The mother of fourth-grader Christopher Baker said her son called out to her when she walked up to him in the bag Dec. 14. The case has spurred an online petition calling for the firing of school employees responsible.
"He was treated like trash and thrown in the hallway," Chris' mother, Sandra Baker, said Thursday. She did not know how exactly how long he had been in the bag, but probably not more than 20 minutes.
Mercer County schools Interim Superintendent Dennis Davis said confidentiality laws forbid him from commenting.
"The employees of the Mercer County Public Schools are qualified professionals who treat students with respect and dignity while providing a safe and nurturing learning environment," Davis said in a statement.
State education officials said they were investigating.
Chris is a student at Mercer County Intermediate School in Harrodsburg in central Kentucky. The day had barely begun when his family was called to the school because Chris was acting up. He is enrolled in a program for students with special needs.
Walking toward his classroom, Baker's mother saw the gym bag. There was a small hole at the top, she said, and she heard a familiar voice.
"Momma, is that you?" Chris said, according to his mother.
A teacher's aide was there, and Baker demanded that her son be released. At first, the aide struggled to undo the drawstring, but the boy was pulled out of the bag, which had some small balls inside and resembled a green Army duffel bag, Baker said.
"When I got him out of the bag, his poor little eyes were as big as half dollars and he was sweating," Baker said. "I tried to talk to him and get his side of the reason they put him in there, and he said it was because he wouldn't do his work."
Baker said when school officials called the family to pick him up, they were told he was "jumping off the walls." Days later, at a meeting with school officials, Baker said she was told the boy had smirked at the teacher when he was told to put down a basketball, then threw it across the room.
At a meeting with school district officials, the bag was described as a "therapy bag," Baker said, though she wasn't clear exactly what that meant. She said her son would sometimes be asked to roll over a bag filled with balls as a form of therapy, but she didn't know her son was being placed in the bag. She said school officials told her it was not the first time they had put him in the bag.

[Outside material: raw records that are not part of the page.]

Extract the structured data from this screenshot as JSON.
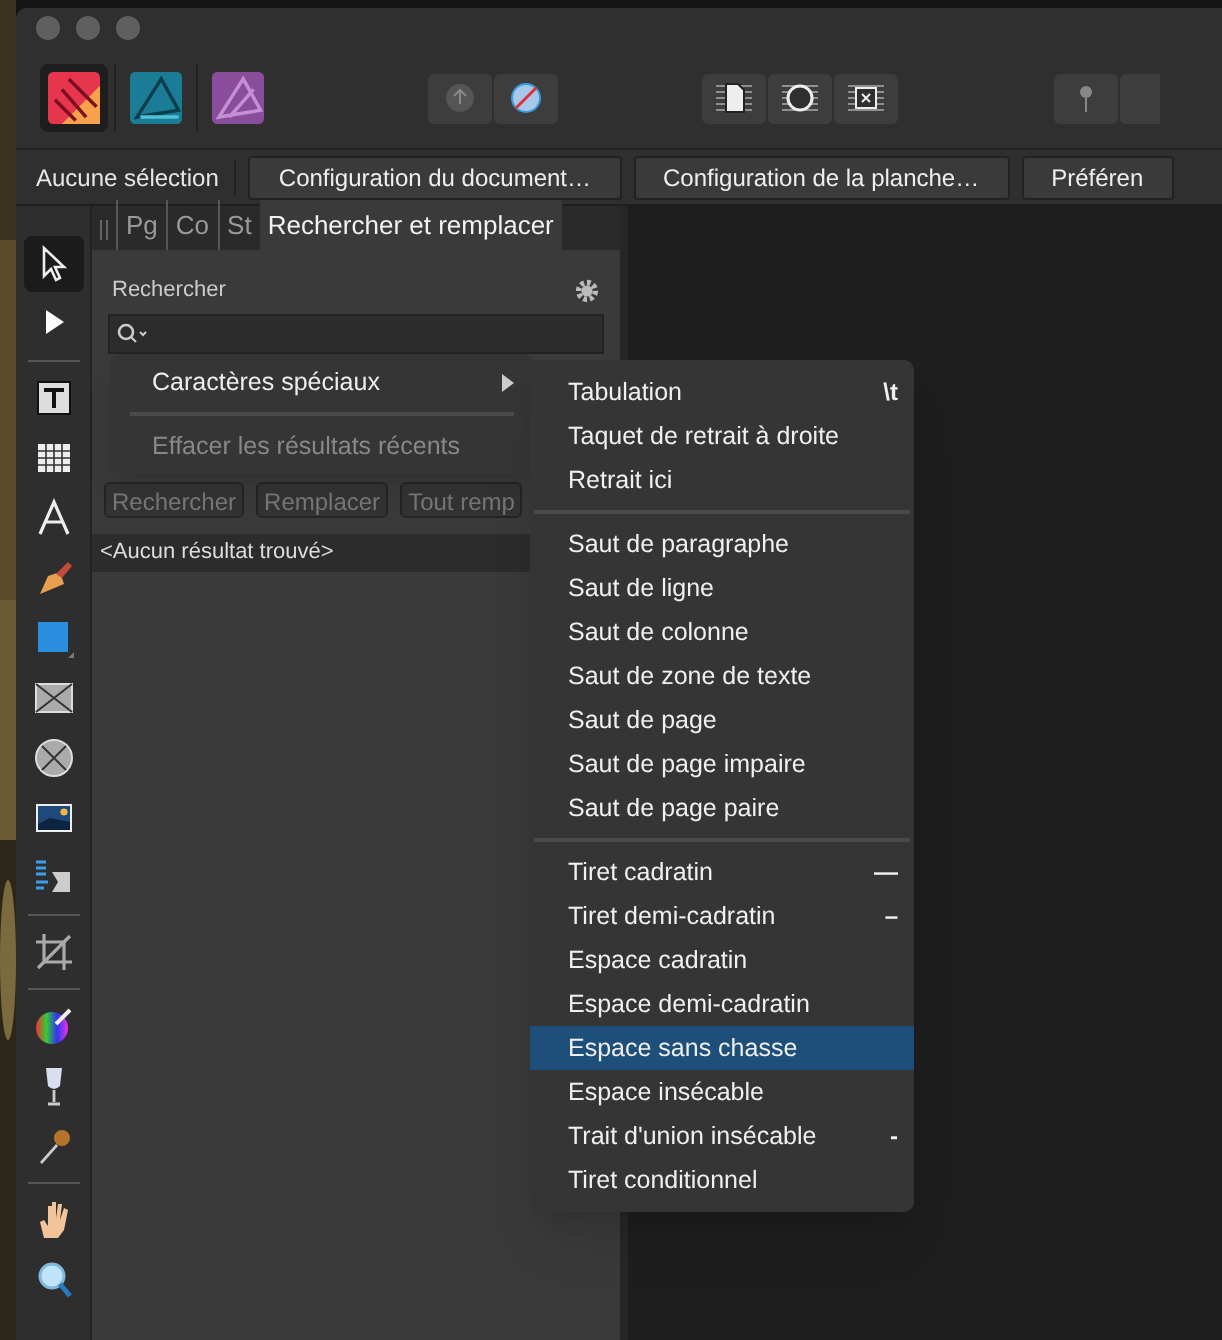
{
  "apps": [
    {
      "selected": true
    },
    {
      "selected": false
    },
    {
      "selected": false
    }
  ],
  "context_bar": {
    "selection": "Aucune sélection",
    "buttons": [
      "Configuration du document…",
      "Configuration de la planche…",
      "Préféren"
    ]
  },
  "tools": [
    {
      "kind": "tool",
      "selected": true
    },
    {
      "kind": "tool",
      "selected": false
    },
    {
      "kind": "separator"
    },
    {
      "kind": "tool",
      "selected": false
    },
    {
      "kind": "tool",
      "selected": false
    },
    {
      "kind": "tool",
      "selected": false
    },
    {
      "kind": "tool",
      "selected": false
    },
    {
      "kind": "tool",
      "selected": false
    },
    {
      "kind": "tool",
      "selected": false
    },
    {
      "kind": "tool",
      "selected": false
    },
    {
      "kind": "tool",
      "selected": false
    },
    {
      "kind": "tool",
      "selected": false
    },
    {
      "kind": "separator"
    },
    {
      "kind": "tool",
      "selected": false
    },
    {
      "kind": "separator"
    },
    {
      "kind": "tool",
      "selected": false
    },
    {
      "kind": "tool",
      "selected": false
    },
    {
      "kind": "tool",
      "selected": false
    },
    {
      "kind": "separator"
    },
    {
      "kind": "tool",
      "selected": false
    },
    {
      "kind": "tool",
      "selected": false
    }
  ],
  "panel": {
    "tabs": [
      {
        "label": "Pg",
        "selected": false
      },
      {
        "label": "Co",
        "selected": false
      },
      {
        "label": "St",
        "selected": false
      },
      {
        "label": "Rechercher et remplacer",
        "selected": true
      }
    ],
    "search_label": "Rechercher",
    "buttons": [
      "Rechercher",
      "Remplacer",
      "Tout remp"
    ],
    "results": "<Aucun résultat trouvé>"
  },
  "search_menu": [
    {
      "kind": "submenu",
      "label": "Caractères spéciaux",
      "disabled": false
    },
    {
      "kind": "separator"
    },
    {
      "kind": "item",
      "label": "Effacer les résultats récents",
      "disabled": true
    }
  ],
  "special_characters": [
    {
      "kind": "item",
      "label": "Tabulation",
      "shortcut": "\\t",
      "selected": false
    },
    {
      "kind": "item",
      "label": "Taquet de retrait à droite",
      "selected": false
    },
    {
      "kind": "item",
      "label": "Retrait ici",
      "selected": false
    },
    {
      "kind": "separator"
    },
    {
      "kind": "item",
      "label": "Saut de paragraphe",
      "selected": false
    },
    {
      "kind": "item",
      "label": "Saut de ligne",
      "selected": false
    },
    {
      "kind": "item",
      "label": "Saut de colonne",
      "selected": false
    },
    {
      "kind": "item",
      "label": "Saut de zone de texte",
      "selected": false
    },
    {
      "kind": "item",
      "label": "Saut de page",
      "selected": false
    },
    {
      "kind": "item",
      "label": "Saut de page impaire",
      "selected": false
    },
    {
      "kind": "item",
      "label": "Saut de page paire",
      "selected": false
    },
    {
      "kind": "separator"
    },
    {
      "kind": "item",
      "label": "Tiret cadratin",
      "shortcut": "—",
      "selected": false
    },
    {
      "kind": "item",
      "label": "Tiret demi-cadratin",
      "shortcut": "–",
      "selected": false
    },
    {
      "kind": "item",
      "label": "Espace cadratin",
      "selected": false
    },
    {
      "kind": "item",
      "label": "Espace demi-cadratin",
      "selected": false
    },
    {
      "kind": "item",
      "label": "Espace sans chasse",
      "selected": true
    },
    {
      "kind": "item",
      "label": "Espace insécable",
      "selected": false
    },
    {
      "kind": "item",
      "label": "Trait d'union insécable",
      "shortcut": "-",
      "selected": false
    },
    {
      "kind": "item",
      "label": "Tiret conditionnel",
      "selected": false
    }
  ]
}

So far, almost 700 people have signed a petition on the website change.org. Lydia Brown, an autistic 18-year-old Georgetown University freshman from Boston, said she started it after reading a story about Chris.
"That would not be wrong just for an autistic student. That would be wrong to do to anyone," Brown said.
Advocates for the autistic were outraged.
Landon Bryce of San Jose, Calif., a former teacher who blogs about issues related to autism, said the school's treatment of Chris was "careless and disrespectful."
"A lot of the damage that we do to students with all kinds of disabilities is by treating them as though they deserve to be treated in a way that's different from other people," Bryce said.
Baker said she heard different accounts about her son's behavior that day.
Baker stopped short of calling for the dismissal of school employees, but she said they should be suspended. They also need more training, she said.
In Kentucky, there are no laws on using restraint or seclusion in public schools, according to documents on the state Department of Education's website.
A July letter from the state agency to special education directors said the state had investigated two informal complaints this year.
In one, "a student (was) nearly asphyxiated while being restrained," and in the other, a student vomited from panic attacks after spending most of an academic year "confined to a closet, with no ventilation or outside source of light," according to the letter.
Baker's case was first reported by WLEX and WKYT.
Associated Press writer Janet Cappiello contributed to this report.